Now that you have a cell phone that operates on a GSM network, you can choose: to purchase a new SIM card per country (this will change your phone number with each card, but the outgoing call fees are really low), to purchase a roaming SIM card (one big price tag for a stable international calling number), or to purchase a bulk roaming package with your home carrier (very few options that exist without hidden fees, usually tied up with Data usage).
Individual SIM cards are useful if you’re: staying for long term in a country and you’re not using your phone/data service often.
Cons of the individual SIM cards are: that it can be confusing for people to try to get a hold of you if they aren’t familiar with your new numbers(so one mass text might be necessary in the beginning of each new SIM card). Keeping track of the cards can be a hassle since SIM cards are re-usable in many cases so if you travel a lot you may end up with a number of individual chips. Sometimes the set up (depending on the country you’re purchasing the SIM card from) won’t have an English option. However, some SIM card carriers can be found with more coverage than others, for example: Vodafone is a really common carrier found with coverage through most of Europe.
Purchasing a Roaming SIM: A roaming SIM is a SIM card that is registered with the Monaco phone system enabling the phone number attached to it to be used anywhere in the world. There is a rental fee for the phone number, but as long as you pay it once a year (or every 9 months for some carriers) it will remain open regardless of your physical location. This is obviously useful if you’re someone who travels frequently and may not want to deal with the ‘hassle’ of finding a new SIM card and updating everyone back home (including your contacts abroad) to your new phone number. Another interesting feature of the roaming SIM is that many roaming SIM’s have the option to ‘switch networks’ within certain countries to find the carrier with the best coverage.
Cons to a Roaming SIM: As to be expected the biggest drawback is price, through Telestial you can get HopAbroad service for 99$ upfront. This fee gives you roughly 15$ of airtime and the rest is all registration. Paying for a 65$ re-charge card for your account will keep the account open and cell number active for the year. This re-charge gives you 50$ of airtime. HopAbroad doesn’t offer SMS or voicemail, however. This is a good option if you’re someone who needs a lot of service with little hassle, you’re abroad enough to make 50$+ of airtime valuable and you don’t mind paying a bit for a SIM. You can find other options for roaming SIM cards, however, be careful of the overall pricing per phone call.
Roaming package with your at home provider: The least wallet safe option for your trip(or lifestyle change) is to purchase a bulk travel package with your present provider. Generally, these incur many fees and may have a no-call range in certain countries. Which just sounds like a headache. However, if this seems to be the best option (you’re going for a really short trip) be warned that while the pricing for texts and calls is upfront, they can end up charging you an arm and a leg for data roaming. United States phone carriers that can operate on a GSM network will have travel bundles you can purchase, if your phone is non-GSM it won’t work internationally.
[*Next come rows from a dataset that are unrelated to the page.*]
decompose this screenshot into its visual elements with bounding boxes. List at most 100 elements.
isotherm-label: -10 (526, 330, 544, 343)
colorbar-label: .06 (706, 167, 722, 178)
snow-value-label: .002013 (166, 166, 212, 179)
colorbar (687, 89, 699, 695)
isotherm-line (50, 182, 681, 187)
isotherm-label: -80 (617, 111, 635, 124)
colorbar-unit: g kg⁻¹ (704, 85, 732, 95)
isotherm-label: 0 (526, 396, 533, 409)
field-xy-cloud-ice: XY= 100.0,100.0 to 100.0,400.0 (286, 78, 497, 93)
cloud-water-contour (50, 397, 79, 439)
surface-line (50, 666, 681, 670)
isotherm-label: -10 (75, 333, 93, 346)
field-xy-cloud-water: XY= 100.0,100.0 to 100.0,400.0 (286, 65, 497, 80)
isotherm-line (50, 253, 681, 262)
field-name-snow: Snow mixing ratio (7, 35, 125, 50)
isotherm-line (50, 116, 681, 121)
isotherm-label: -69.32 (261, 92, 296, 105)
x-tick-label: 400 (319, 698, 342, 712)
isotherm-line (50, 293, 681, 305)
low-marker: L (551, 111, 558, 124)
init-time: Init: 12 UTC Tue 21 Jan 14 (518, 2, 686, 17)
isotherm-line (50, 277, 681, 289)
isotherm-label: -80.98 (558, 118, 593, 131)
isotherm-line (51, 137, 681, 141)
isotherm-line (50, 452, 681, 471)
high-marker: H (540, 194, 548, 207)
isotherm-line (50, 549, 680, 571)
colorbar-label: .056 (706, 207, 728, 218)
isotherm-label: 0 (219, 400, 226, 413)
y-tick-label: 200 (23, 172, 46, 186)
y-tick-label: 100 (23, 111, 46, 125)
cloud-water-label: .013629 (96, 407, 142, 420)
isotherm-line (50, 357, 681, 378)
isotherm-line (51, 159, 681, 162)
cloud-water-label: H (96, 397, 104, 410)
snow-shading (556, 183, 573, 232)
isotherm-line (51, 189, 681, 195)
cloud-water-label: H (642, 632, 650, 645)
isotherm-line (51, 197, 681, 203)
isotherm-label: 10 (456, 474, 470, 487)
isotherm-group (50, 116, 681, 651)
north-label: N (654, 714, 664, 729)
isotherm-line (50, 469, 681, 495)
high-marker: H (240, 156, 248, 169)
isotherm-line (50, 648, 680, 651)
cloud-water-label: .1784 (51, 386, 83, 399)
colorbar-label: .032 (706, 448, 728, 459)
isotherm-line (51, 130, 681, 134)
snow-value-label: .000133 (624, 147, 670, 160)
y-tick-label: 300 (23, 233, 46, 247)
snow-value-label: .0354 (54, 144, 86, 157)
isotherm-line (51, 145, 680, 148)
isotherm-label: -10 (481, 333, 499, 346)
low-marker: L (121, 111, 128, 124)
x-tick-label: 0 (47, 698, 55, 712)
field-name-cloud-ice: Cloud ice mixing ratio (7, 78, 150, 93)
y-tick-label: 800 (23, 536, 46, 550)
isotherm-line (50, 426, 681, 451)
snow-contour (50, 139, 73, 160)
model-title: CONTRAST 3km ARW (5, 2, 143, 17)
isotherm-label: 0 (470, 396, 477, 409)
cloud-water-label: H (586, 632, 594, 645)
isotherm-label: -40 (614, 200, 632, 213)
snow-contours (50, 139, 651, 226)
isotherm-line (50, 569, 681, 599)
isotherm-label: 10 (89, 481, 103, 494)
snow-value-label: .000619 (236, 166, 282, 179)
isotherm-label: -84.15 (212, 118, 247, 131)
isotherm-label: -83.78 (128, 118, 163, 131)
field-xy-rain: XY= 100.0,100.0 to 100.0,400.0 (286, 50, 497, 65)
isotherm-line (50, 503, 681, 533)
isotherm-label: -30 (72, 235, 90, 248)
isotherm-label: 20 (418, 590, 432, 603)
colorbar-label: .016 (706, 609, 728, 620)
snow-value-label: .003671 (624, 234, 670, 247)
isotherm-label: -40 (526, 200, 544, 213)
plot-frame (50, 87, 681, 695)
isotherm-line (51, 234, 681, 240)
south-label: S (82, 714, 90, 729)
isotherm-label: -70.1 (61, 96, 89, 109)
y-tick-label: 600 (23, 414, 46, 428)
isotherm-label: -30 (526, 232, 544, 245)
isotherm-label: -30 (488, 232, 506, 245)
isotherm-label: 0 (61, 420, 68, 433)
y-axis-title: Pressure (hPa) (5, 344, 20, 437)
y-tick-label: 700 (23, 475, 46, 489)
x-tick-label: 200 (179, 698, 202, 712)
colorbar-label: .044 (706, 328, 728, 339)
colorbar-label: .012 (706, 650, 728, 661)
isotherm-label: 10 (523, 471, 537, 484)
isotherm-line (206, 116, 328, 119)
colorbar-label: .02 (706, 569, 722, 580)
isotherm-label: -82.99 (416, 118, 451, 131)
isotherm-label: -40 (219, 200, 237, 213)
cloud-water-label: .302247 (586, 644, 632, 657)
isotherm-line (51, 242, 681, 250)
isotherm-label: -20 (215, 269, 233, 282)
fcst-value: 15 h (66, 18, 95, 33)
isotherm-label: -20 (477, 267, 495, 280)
Another disadvantage to purchasing a roaming package with a major US mobile carrier is that you will still have to pay for the monthly plan even if you’re only abroad for a week. That being said T-Mobile has a useful plan called the “Simple Choice” plan which allows for unlimited talk, text, and data for 50$ (there is an added fee for US calling)
***The Schengen region of the EU has begun to eliminate roaming charges within this area as of July 2014. You can read about it here
Why it makes your life easier
If you opt to purchase a new SIM in each country then you’re saving a considerable amount of money on calls and data. The roaming SIM is a really wonderful option if you can justify the price in your budget. Setting up a roaming account with your ‘at-home’ provider is probably the least money saving way to travel abroad with service. Assuming, of course, that you’re someone who needs to be accessible to locals and you enjoy having ‘cheap’ data coverage. The T-Mobile option seems like an acceptable roaming option, but probably not for long term topping out at 50$ a month.
International Roaming SIM
*All carriers of international roaming SIM cards also carry country-specific SIM cards. It will also be important if you’re American or coming to America, to make sure that your SIM card provider offers coverage on non-GSM networks. Generally if the US is listed, you’re fine. But not all SIM card carriers offer service to the US.
Telestial– a really well known carrier offering good rates and some really good cell phone packages (some come with international roaming SIM cards)
Global Riiing– This one has really low international rates which include free incoming calls on the International Roaming SIM from 64 countries (U.S isn’t included). But offers coverage to 100 countries total (US is included)
Vodafone– doesn’t offer coverage for calls to and from the US. But offers calls to just about anywhere else in the world cheaply!
Maxroam– Offers packages for certain countries, like the UK explorer bundle.
Roammobility– U.S. coverage only
WoolWorths– Au company- offers coverage to US.